O estado da sua saúde mental levou-a a tomar a decisão de não participar numa segunda temporada. Cedeu. E voltaria a ceder na terceira temporada, a sua última. Só disse adeus à série quando conseguiu também dar a volta à condição que a afligia.

“Falou-se muito que eu deixei a série por questões de saúde mental. Diria que é mais correto dizer que, por essa altura, já tinha resolvido a maioria dos meus problemas de saúde mental. Simplesmente achei que não queria fazer a quarta temporada porque não valia a pena. Estava num sítio melhor. Não queria nem precisava de o fazer.”

Já durante as gravações de “The Last of Us”, Ramsey recebeu os resultados médicos que confirmaram as suas suspeitas: era neurodivergente, isto é, uma pessoa cujo funcionamento e processo neurológico é atípico, diferente do dos restantes. “Durante anos, imaginei que o fosse, mas descobrir isso enquanto filmava a série foi super especial.”

Nesta fase de descobertas — tem, afina, apenas 19 anos —, Ramsey aproveitou para fazer mais algumas revelações. “Acho que no passado tive uma pouco saudável relação com rótulos. Nunca tive problemas com o rótulo da anorexia, que sempre foi uma espécie de manta protetora para mim. Agarrava-me demasiado a ela e, por isso, tenho algum receio dos rótulos, mas também acho que, no final, não tenho a coragem necessária para aplicar rótulos a mim própria.”

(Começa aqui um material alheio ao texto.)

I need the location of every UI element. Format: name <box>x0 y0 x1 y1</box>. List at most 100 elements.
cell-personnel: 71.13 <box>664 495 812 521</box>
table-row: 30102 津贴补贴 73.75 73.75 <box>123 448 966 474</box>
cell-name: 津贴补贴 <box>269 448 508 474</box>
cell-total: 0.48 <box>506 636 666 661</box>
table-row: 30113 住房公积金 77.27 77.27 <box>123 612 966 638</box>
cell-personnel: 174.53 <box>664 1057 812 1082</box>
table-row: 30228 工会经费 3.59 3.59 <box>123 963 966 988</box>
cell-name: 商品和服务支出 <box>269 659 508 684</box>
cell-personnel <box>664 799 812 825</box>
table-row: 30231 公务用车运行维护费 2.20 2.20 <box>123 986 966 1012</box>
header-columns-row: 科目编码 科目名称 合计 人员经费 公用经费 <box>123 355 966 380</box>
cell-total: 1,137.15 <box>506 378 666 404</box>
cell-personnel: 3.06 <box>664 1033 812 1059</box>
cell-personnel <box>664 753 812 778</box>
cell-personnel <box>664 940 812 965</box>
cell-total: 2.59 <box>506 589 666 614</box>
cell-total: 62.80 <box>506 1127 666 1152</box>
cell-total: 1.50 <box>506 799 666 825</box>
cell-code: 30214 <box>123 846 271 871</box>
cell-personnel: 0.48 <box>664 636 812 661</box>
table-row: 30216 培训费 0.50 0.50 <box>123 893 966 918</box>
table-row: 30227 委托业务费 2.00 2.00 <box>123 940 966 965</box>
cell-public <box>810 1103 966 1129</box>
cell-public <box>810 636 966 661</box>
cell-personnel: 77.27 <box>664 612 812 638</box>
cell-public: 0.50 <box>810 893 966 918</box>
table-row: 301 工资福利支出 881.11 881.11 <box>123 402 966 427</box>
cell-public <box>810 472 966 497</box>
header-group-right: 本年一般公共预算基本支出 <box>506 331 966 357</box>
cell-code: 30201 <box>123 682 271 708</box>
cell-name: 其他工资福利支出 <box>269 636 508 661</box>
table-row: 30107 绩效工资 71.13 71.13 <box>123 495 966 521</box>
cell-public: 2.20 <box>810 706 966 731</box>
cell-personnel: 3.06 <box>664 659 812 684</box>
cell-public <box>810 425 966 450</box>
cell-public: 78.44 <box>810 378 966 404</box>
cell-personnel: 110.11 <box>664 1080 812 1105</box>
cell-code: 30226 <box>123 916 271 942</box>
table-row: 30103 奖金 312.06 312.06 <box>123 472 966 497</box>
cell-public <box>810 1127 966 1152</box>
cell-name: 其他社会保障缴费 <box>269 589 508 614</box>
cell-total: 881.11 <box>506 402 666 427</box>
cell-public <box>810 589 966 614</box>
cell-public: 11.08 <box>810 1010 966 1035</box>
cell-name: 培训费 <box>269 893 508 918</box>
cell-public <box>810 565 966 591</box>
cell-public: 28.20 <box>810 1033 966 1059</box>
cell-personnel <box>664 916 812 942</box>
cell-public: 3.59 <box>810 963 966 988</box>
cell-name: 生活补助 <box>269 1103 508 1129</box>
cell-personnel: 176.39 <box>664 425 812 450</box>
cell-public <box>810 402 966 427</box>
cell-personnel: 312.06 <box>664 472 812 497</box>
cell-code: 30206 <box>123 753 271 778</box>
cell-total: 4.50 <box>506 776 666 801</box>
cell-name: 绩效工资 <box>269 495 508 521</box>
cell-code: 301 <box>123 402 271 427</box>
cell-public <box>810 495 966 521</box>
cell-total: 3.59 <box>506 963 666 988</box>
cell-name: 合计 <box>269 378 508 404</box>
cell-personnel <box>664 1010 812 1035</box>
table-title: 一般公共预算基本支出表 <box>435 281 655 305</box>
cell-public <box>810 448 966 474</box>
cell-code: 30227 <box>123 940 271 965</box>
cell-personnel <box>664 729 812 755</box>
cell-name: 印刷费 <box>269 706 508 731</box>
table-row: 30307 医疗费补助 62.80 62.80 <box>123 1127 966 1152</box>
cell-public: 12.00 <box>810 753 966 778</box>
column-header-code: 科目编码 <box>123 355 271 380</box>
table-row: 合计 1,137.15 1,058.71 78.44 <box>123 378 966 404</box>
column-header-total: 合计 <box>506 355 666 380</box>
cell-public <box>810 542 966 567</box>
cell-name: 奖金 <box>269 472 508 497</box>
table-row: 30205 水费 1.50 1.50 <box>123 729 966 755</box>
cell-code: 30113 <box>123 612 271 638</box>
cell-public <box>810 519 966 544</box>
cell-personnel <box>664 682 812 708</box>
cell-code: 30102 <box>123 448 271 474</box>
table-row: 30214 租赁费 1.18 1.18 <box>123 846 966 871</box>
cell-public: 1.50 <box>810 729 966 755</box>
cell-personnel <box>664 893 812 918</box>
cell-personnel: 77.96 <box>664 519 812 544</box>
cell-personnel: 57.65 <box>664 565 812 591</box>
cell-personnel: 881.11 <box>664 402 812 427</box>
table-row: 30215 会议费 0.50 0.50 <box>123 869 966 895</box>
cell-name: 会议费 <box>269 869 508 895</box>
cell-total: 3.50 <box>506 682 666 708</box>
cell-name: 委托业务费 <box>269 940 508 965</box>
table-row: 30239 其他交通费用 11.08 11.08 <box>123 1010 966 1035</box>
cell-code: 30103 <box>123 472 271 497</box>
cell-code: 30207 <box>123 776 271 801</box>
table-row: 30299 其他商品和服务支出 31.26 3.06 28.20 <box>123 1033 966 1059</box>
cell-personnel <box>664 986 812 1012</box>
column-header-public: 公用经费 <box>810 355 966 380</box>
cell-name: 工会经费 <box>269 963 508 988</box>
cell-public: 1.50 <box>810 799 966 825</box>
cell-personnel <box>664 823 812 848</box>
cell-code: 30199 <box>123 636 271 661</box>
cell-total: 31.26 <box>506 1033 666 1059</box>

Embora raramente o faça publicamente, confessa que na sua cabeça, não se importa de se categorizar. “Sei que publicamente, fico mais hesitante, porque sei que algumas coisas ainda são… Acho que eu ainda estou a tentar ficar confortável, ainda estou a descobrir”, explica ao “The New York Times”, a quem confessa que o seu género “é fluído” e que nos questionários preenche sempre a opção de “não-binário”.

“Alguém me tratava por ‘ela’ e eu nem pensava nisso. Mas se alguém me tratava por ‘ele’, era excitante”, conta. “Basicamente, sou uma pessoa. Ser alocada a um género não é algo que goste particularmente, mas em termos de pronomes, pouco me importa.”